Industry Context and Market Implications
The adoption of AI in PR research comes at a time of significant industry flux. According to recent industry reports, nearly 65% of communications professionals are already using generative AI for content creation, but fewer than 25% have integrated it into the strategic research phase. The move toward synthetic focus groups suggests a maturation of the technology, moving from "writing help" to "strategic intelligence."
The financial implications are also noteworthy. A traditional focus group can cost between $5,000 and $15,000 per session, including recruitment, moderation, and facility fees. Synthetic alternatives can be run at a fraction of that cost and can be repeated infinitely as the strategy evolves. For agencies, this represents a significant increase in profit margins; for clients, it offers a more agile and data-backed approach to reputation management.
However, the rise of synthetic data is not without its critics.
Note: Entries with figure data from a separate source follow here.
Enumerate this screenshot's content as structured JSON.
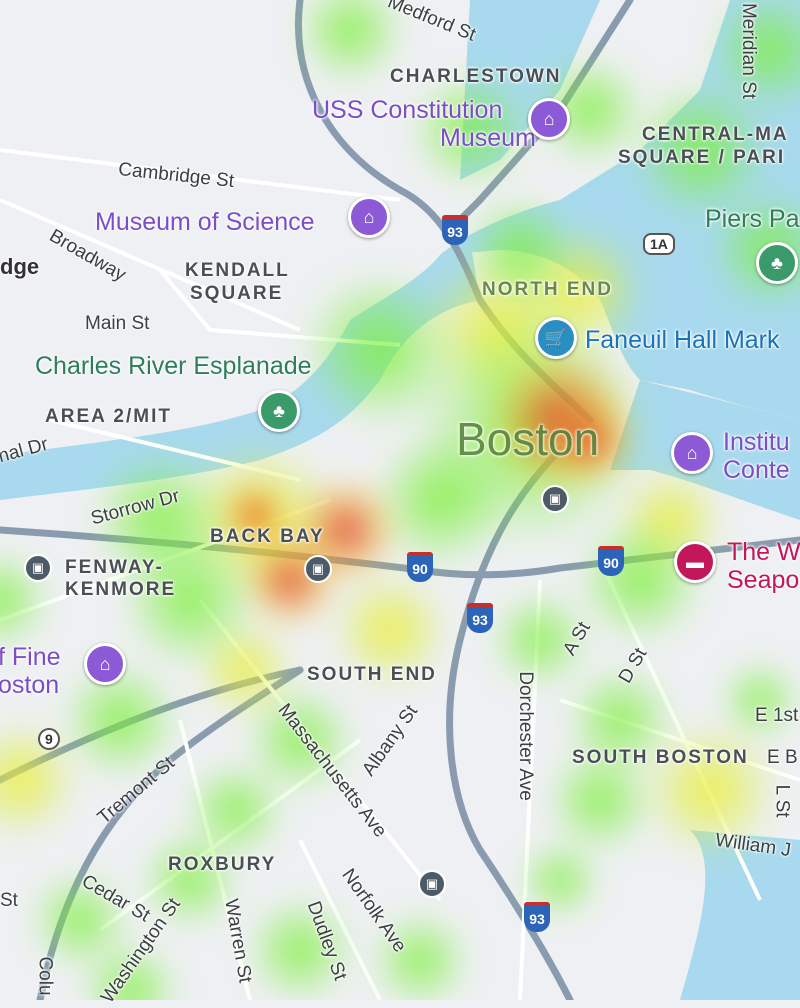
{
  "map": {
    "city_label": "Boston",
    "neighborhoods": [
      "CHARLESTOWN",
      "KENDALL",
      "SQUARE",
      "NORTH END",
      "AREA 2/MIT",
      "BACK BAY",
      "FENWAY-",
      "KENMORE",
      "SOUTH END",
      "SOUTH BOSTON",
      "ROXBURY",
      "CENTRAL-MA",
      "SQUARE / PARI",
      "dge"
    ],
    "streets": [
      "Medford St",
      "Meridian St",
      "Cambridge St",
      "Broadway",
      "Main St",
      "nal Dr",
      "Storrow Dr",
      "A St",
      "D St",
      "Dorchester Ave",
      "Albany St",
      "Massachusetts Ave",
      "Tremont St",
      "E 1st",
      "E B",
      "L St",
      "William J",
      "Cedar St",
      "Washington St",
      "Warren St",
      "Dudley St",
      "Norfolk Ave",
      "St",
      "Colu"
    ],
    "pois": [
      {
        "name": "USS Constitution",
        "name2": "Museum",
        "icon": "museum-icon",
        "color": "#7b4dc6"
      },
      {
        "name": "Museum of Science",
        "icon": "museum-icon",
        "color": "#7b4dc6"
      },
      {
        "name": "Charles River Esplanade",
        "icon": "tree-icon",
        "color": "#2e7d5b"
      },
      {
        "name": "Piers Pa",
        "icon": "tree-icon",
        "color": "#2e7d5b"
      },
      {
        "name": "Faneuil Hall Mark",
        "icon": "shopping-cart-icon",
        "color": "#1a73b8"
      },
      {
        "name": "Institu",
        "name2": "Conte",
        "icon": "museum-icon",
        "color": "#7b4dc6"
      },
      {
        "name": "The W",
        "name2": "Seapo",
        "icon": "hotel-icon",
        "color": "#c2185b"
      },
      {
        "name": "f Fine",
        "name2": "oston",
        "icon": "museum-icon",
        "color": "#7b4dc6"
      }
    ],
    "shields": {
      "i93": "93",
      "i90": "90",
      "r1a": "1A",
      "r9": "9"
    },
    "colors": {
      "water": "#a8d9ee",
      "land": "#eef0f3",
      "highway": "#8a9bb0",
      "heat_low": "#7cf03a",
      "heat_mid": "#f4f03a",
      "heat_high": "#e0302a"
    }
  }
}
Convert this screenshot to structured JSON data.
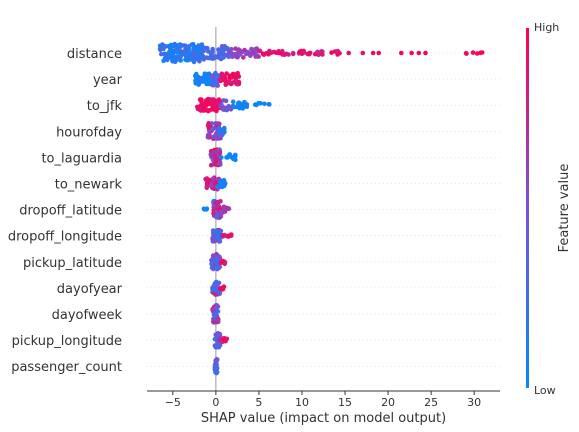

Some researchers warn that AI can suffer from "hallucinations" or reinforce existing biases found in its training data. The consensus among PR leaders at the workshop was that AI should not replace human intuition but rather augment it. The "human in the loop" remains essential to interpret the AI’s findings and apply them with ethical and cultural sensitivity.
Future Outlook: The Predictive PR Agency
As AI models become more sophisticated, the line between market research and predictive analytics will continue to blur. The next frontier for synthetic focus groups is real-time sentiment simulation. In the future, a PR agency might maintain a "living" synthetic audience that is constantly updated with real-time social media trends and economic data, allowing for instantaneous feedback on breaking news or crisis situations.
The workshop concluded with a call to action for PR professionals to "future-proof" their careers by mastering these tools. Laura Macdonald emphasized that the goal of using AI as a strategic partner is not to automate the creative process, but to provide a more solid foundation for it. By understanding the clusters, distributions, and information-seeking behaviors of their audiences, PR leaders can transition from being mere messengers to becoming essential growth engines for their organizations.
As the "AI Shift" continues, the ability to build, query, and interpret synthetic focus groups will likely become a standard requirement for high-level communications roles. Those who embrace these tactics today will be better positioned to navigate the complexities of a media environment where the audience is no longer just a target, but a data-driven simulation that can talk back.